Ouverture d’une enquête pour atteinte à l’environnement contre ArcelorMittal

Un employé affirme avoir être obligé de déverser, chaque jour, 28 mètres cube d'acide. [JDLE]

Le parquet de Thionville (Moselle) a ouvert, le 4 juillet,  une enquête préliminaire pour atteinte à l’environnement, suite à déversements d’acide sur le site d’ArcelorMittal de Florange. Un article de notre partenaire, le Journal de l’Environnement.

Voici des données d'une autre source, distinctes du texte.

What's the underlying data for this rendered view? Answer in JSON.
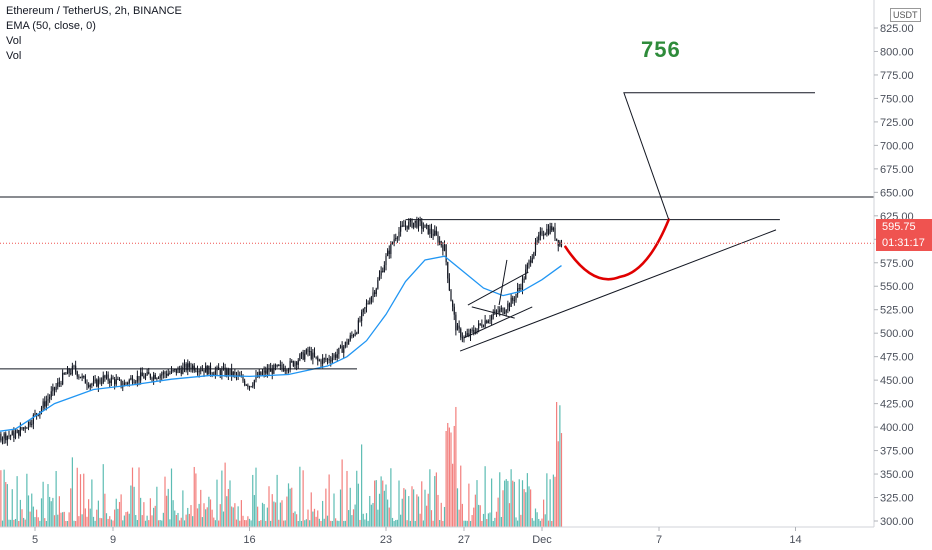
{
  "legend": {
    "symbol": "Ethereum / TetherUS, 2h, BINANCE",
    "indicator1": "EMA (50, close, 0)",
    "indicator2": "Vol",
    "indicator3": "Vol"
  },
  "axis": {
    "unit": "USDT",
    "y_ticks": [
      "825.00",
      "800.00",
      "775.00",
      "750.00",
      "725.00",
      "700.00",
      "675.00",
      "650.00",
      "625.00",
      "600.00",
      "575.00",
      "550.00",
      "525.00",
      "500.00",
      "475.00",
      "450.00",
      "425.00",
      "400.00",
      "375.00",
      "350.00",
      "325.00",
      "300.00"
    ],
    "x_ticks": [
      "5",
      "9",
      "16",
      "23",
      "27",
      "Dec",
      "7",
      "14"
    ]
  },
  "current_price": "595.75",
  "countdown": "01:31:17",
  "annotation_target": "756",
  "colors": {
    "up": "#26a69a",
    "down": "#ef5350",
    "candle": "#131722",
    "ema": "#2196f3",
    "projection": "#e00000",
    "target": "#2e8b3a"
  },
  "chart_data": {
    "type": "candlestick",
    "timeframe": "2h",
    "ylim": [
      300,
      825
    ],
    "y_tick_values": [
      825,
      800,
      775,
      750,
      725,
      700,
      675,
      650,
      625,
      600,
      575,
      550,
      525,
      500,
      475,
      450,
      425,
      400,
      375,
      350,
      325,
      300
    ],
    "x_tick_days": [
      5,
      9,
      16,
      23,
      27,
      31,
      37,
      44
    ],
    "current_price": 595.75,
    "price_path": [
      [
        1.0,
        385
      ],
      [
        2.0,
        395
      ],
      [
        3.0,
        390
      ],
      [
        4.0,
        392
      ],
      [
        4.7,
        405
      ],
      [
        5.3,
        420
      ],
      [
        6.0,
        440
      ],
      [
        6.5,
        455
      ],
      [
        7.0,
        462
      ],
      [
        7.5,
        450
      ],
      [
        8.0,
        445
      ],
      [
        8.5,
        452
      ],
      [
        9.0,
        450
      ],
      [
        9.5,
        445
      ],
      [
        10.0,
        452
      ],
      [
        11.0,
        455
      ],
      [
        12.0,
        458
      ],
      [
        13.0,
        465
      ],
      [
        14.0,
        460
      ],
      [
        15.0,
        458
      ],
      [
        15.5,
        452
      ],
      [
        16.0,
        445
      ],
      [
        16.5,
        455
      ],
      [
        17.0,
        460
      ],
      [
        18.0,
        465
      ],
      [
        19.0,
        480
      ],
      [
        19.5,
        470
      ],
      [
        20.0,
        472
      ],
      [
        20.5,
        478
      ],
      [
        21.0,
        490
      ],
      [
        21.5,
        505
      ],
      [
        22.0,
        530
      ],
      [
        22.5,
        550
      ],
      [
        23.0,
        580
      ],
      [
        23.5,
        605
      ],
      [
        24.0,
        615
      ],
      [
        24.5,
        618
      ],
      [
        25.0,
        612
      ],
      [
        25.5,
        605
      ],
      [
        26.0,
        590
      ],
      [
        26.3,
        540
      ],
      [
        26.6,
        505
      ],
      [
        27.0,
        495
      ],
      [
        27.5,
        502
      ],
      [
        28.0,
        512
      ],
      [
        28.5,
        520
      ],
      [
        29.0,
        525
      ],
      [
        29.5,
        535
      ],
      [
        30.0,
        555
      ],
      [
        30.5,
        585
      ],
      [
        31.0,
        608
      ],
      [
        31.5,
        612
      ],
      [
        31.8,
        598
      ],
      [
        32.0,
        595.75
      ]
    ],
    "ema_path": [
      [
        0,
        398
      ],
      [
        2,
        392
      ],
      [
        4,
        398
      ],
      [
        6,
        425
      ],
      [
        8,
        440
      ],
      [
        10,
        445
      ],
      [
        12,
        451
      ],
      [
        14,
        455
      ],
      [
        16,
        454
      ],
      [
        18,
        456
      ],
      [
        20,
        465
      ],
      [
        21,
        475
      ],
      [
        22,
        492
      ],
      [
        23,
        520
      ],
      [
        24,
        555
      ],
      [
        25,
        578
      ],
      [
        26,
        582
      ],
      [
        27,
        565
      ],
      [
        28,
        548
      ],
      [
        29,
        540
      ],
      [
        30,
        545
      ],
      [
        31,
        557
      ],
      [
        32,
        572
      ]
    ],
    "volume": {
      "note": "volume histogram along bottom of price pane"
    },
    "annotations": {
      "support_line_level": 462,
      "resistance_line_level": 645,
      "triangle_top_level": 621,
      "ascending_trendline": [
        [
          26.8,
          481
        ],
        [
          43.0,
          610
        ]
      ],
      "projection_path": [
        [
          32.2,
          592
        ],
        [
          33.5,
          570
        ],
        [
          35.0,
          560
        ],
        [
          36.5,
          575
        ],
        [
          37.5,
          621
        ]
      ],
      "target_level": 756,
      "target_leg": [
        [
          37.5,
          621
        ],
        [
          35.2,
          756
        ],
        [
          45.0,
          756
        ]
      ],
      "target_label": "756"
    }
  }
}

C’est la première conséquence des révélations d’un ancien employé publiées dans le quotidien Le Républicain lorrain. Ce ne sera sans doute pas la dernière. Sous contrat avec Suez RV Osis Industrial Cleaning, sous-traitant d’ArcelorMittal, l’employé a ainsi affirmé qu’il avait été contraint de déverser, plusieurs fois par jour et pendant trois mois, 28 mètres cube d’acide sur le crassier (zone de stockage des scories des hauts fourneaux) de Hayange. Pendant l’hiver, l’usine était à l’arrêt. L’employé aurait légalement dû livrer ces résidus toxiques à un centre de traitement agréé. Mais ils sont jetés sur le crassier, qui se trouve en contact avec les cours d’eau de la région. L’employé a ajouté que son accès à la zone de stockage avait été facilité en échange «d’enveloppes». Les bons de livraison indiquaient «boues de fer» au lieu «d’acide usagé». L’enquête judiciaire est confiée à la direction interrégionale de la police judiciaire selon la procureure Christelle Dumont.

Plainte contre X

Le président de l’agglomération du Val de Fensch, Michel Liebgott, a ensuite confirmé qu’il y avait bien eu des déversements d’acide, mais qu’il n’en connaissait pas l’importance exacte. Il envisage de porter plainte contre X.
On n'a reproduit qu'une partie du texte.